White River, October 1929

Alfred Joseph (A.J.) Casson
  • Date: 1929
  • Medium: oil on wood
  • Dimensions: 25 x 30.5 cm
  • Permanent Collection ID: 80.A.104

White River, October 1929

Alfred Joseph (A.J.) Casson

Alfred Joseph (A.J.) Casson was asked to join the Group of Seven in 1926. In accepting, he restored the Group to seven members, for Franz Johnston had left after their first exhibition in 1920.

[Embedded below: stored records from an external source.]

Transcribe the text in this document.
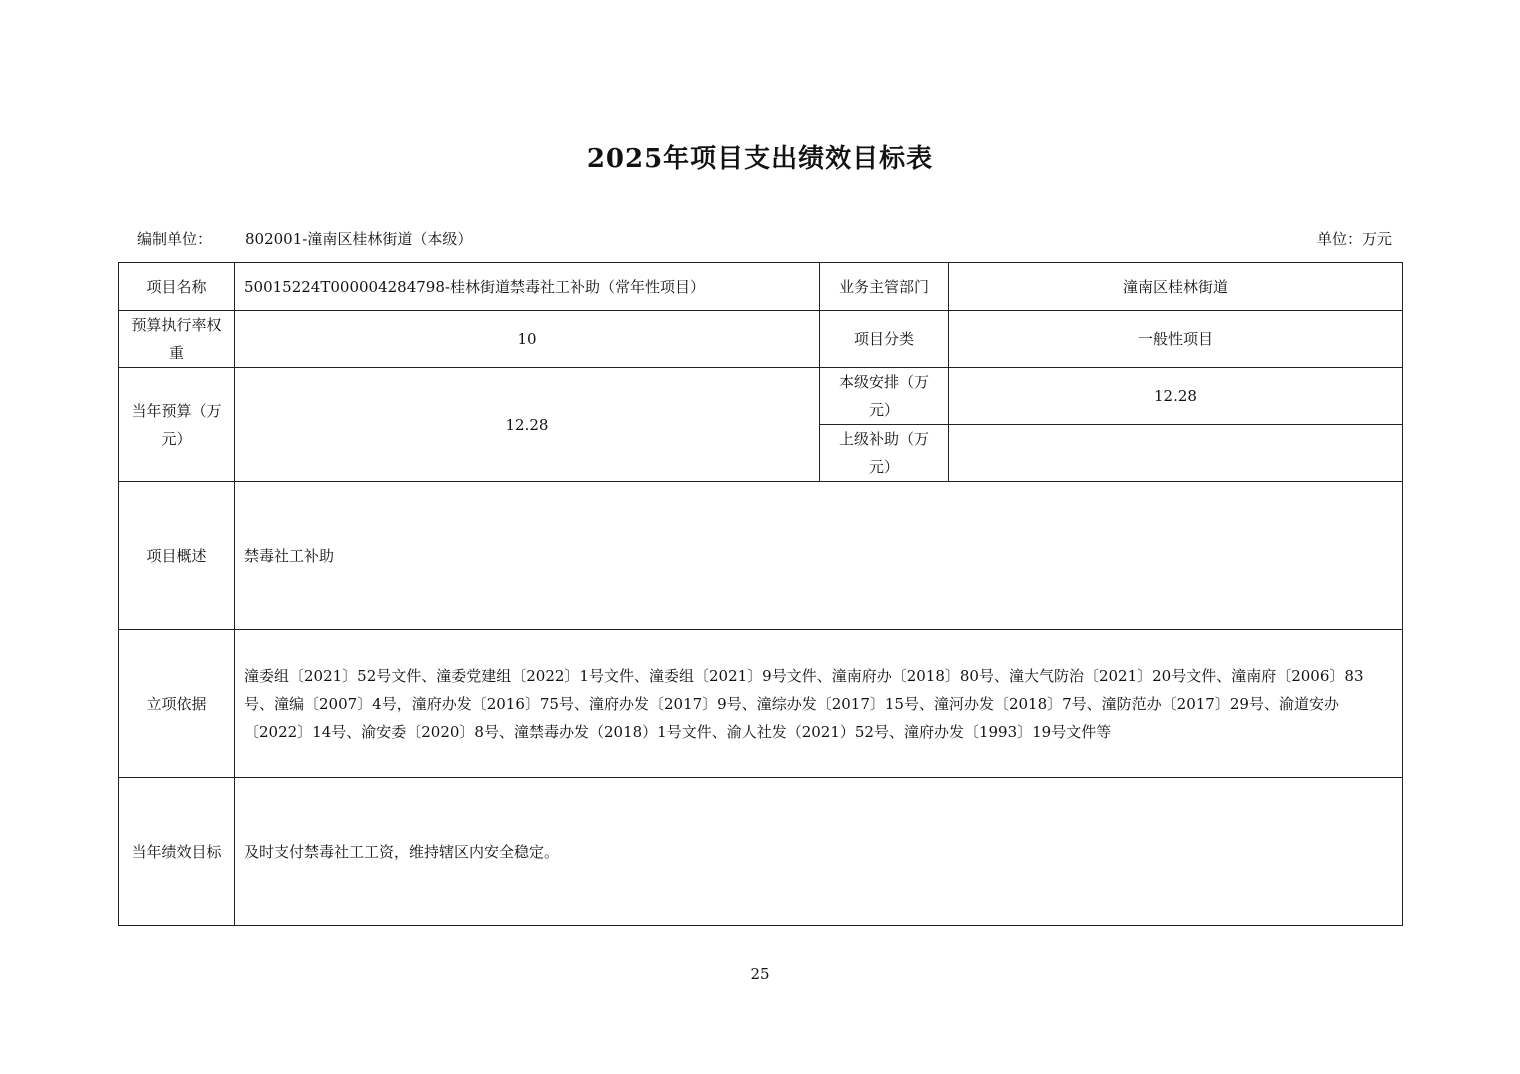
2025年项目支出绩效目标表
编制单位： 802001-潼南区桂林街道（本级）	单位：万元
项目名称	50015224T000004284798-桂林街道禁毒社工补助（常年性项目）	业务主管部门	潼南区桂林街道
预算执行率权重	10	项目分类	一般性项目
当年预算（万元）	12.28	本级安排（万元）	12.28
		上级补助（万元）	
项目概述	禁毒社工补助		
立项依据	潼委组〔2021〕52号文件、潼委党建组〔2022〕1号文件、潼委组〔2021〕9号文件、潼南府办〔2018〕80号、潼大气防治〔2021〕20号文件、潼南府〔2006〕83号、潼编〔2007〕4号，潼府办发〔2016〕75号、潼府办发〔2017〕9号、潼综办发〔2017〕15号、潼河办发〔2018〕7号、潼防范办〔2017〕29号、渝道安办〔2022〕14号、渝安委〔2020〕8号、潼禁毒办发（2018）1号文件、渝人社发（2021）52号、潼府办发〔1993〕19号文件等		
当年绩效目标	及时支付禁毒社工工资，维持辖区内安全稳定。		
25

Toronto, Ontario-born Casson blossomed as an apprentice to Franklin Carmichael at the commercial design firm Rous and Mann, and later joined Carmichael at another, Sampson-Matthews. Through this association, Casson met other Group of Seven members and began accompanying them on sketching trips. Among these was a memorable and demanding journey to the northern shores of Lake Superior, which Casson undertook with Carmichael, Lawren Harris, and A.Y. Jackson. From these excursions, Casson produced impressive canvases such as October (1928), a large oil depicting sculptural clouds moving swiftly over a lake and rocky shore.

But Casson also sought out opportunities to paint villages that, to him, conveyed a Canadian identity as eloquently as the landscape. In later years, he recalled, “I began to dig out places on my own. I also loved to paint villages … and I’m glad, because they’re pretty much gone now. They’ve all changed, fallen down or been destroyed.”1 White River, October 1929 depicts such a place north of Lake Superior. Here, Casson chooses a perspective that balances the simple geometry of clapboard buildings and sinuous, snow-covered roads.

1. quoted in Anne Newlands, Canadian Paintings, Prints and Drawings (Richmond Hill, ON: Firefly Books, 2007), 74.